The Venetian Senate offered a gilded silver lamp bearing the reliefs of the Saint and the lion of St. Mark in commemoration of the miracles of the Saint during the second great siege of Corfu in 1716. The lamp is hanging at the west corner of the nave near the women's quarters. The inscription on the lamp reads as follows:

OB SERVATAM CORCYRAM DIVO SPVRIDIONI TVTELARI SENATVS VENETVS ANNO MDCCXVI

Which translates as: "For the Salvation of Corfu, to the Patron Saint Spyridon, the Senate of Venice, 1716 AD".

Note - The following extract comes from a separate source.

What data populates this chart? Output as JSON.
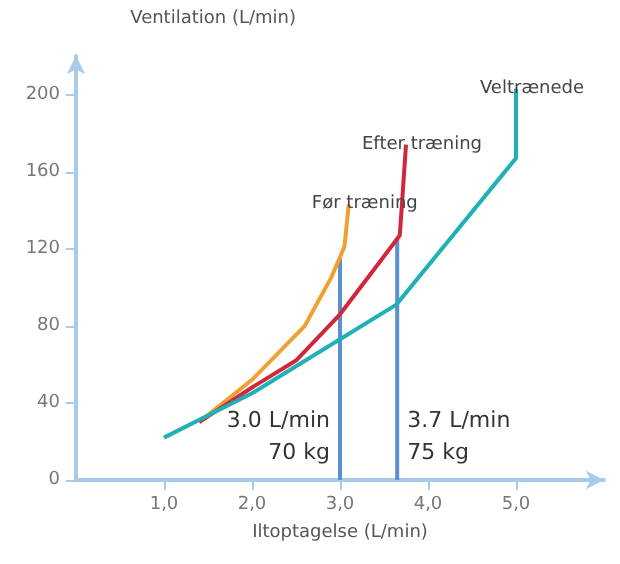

The largest lamp in the church is found near the pulpit and was offered to the saint by the Venetian High Admiral Andrea Pisani and the rest of the Venetian leaders with the inscription:

DIVO SPVRIDIONI TVTELARI VTRAQVE CLASSE PROTECTA ANDREA PISANI SVPREMO DVCE VTRIVSQVE CLASSIS NOBILES EX VOTO ANNO MDCCXVII

Which translates: "To the Patron Saint Spyridon for having protected the two fleets under the leadership of Andrea Pisani, Commander in Chief of both fleets, the nobles in votive offering, AD 1717".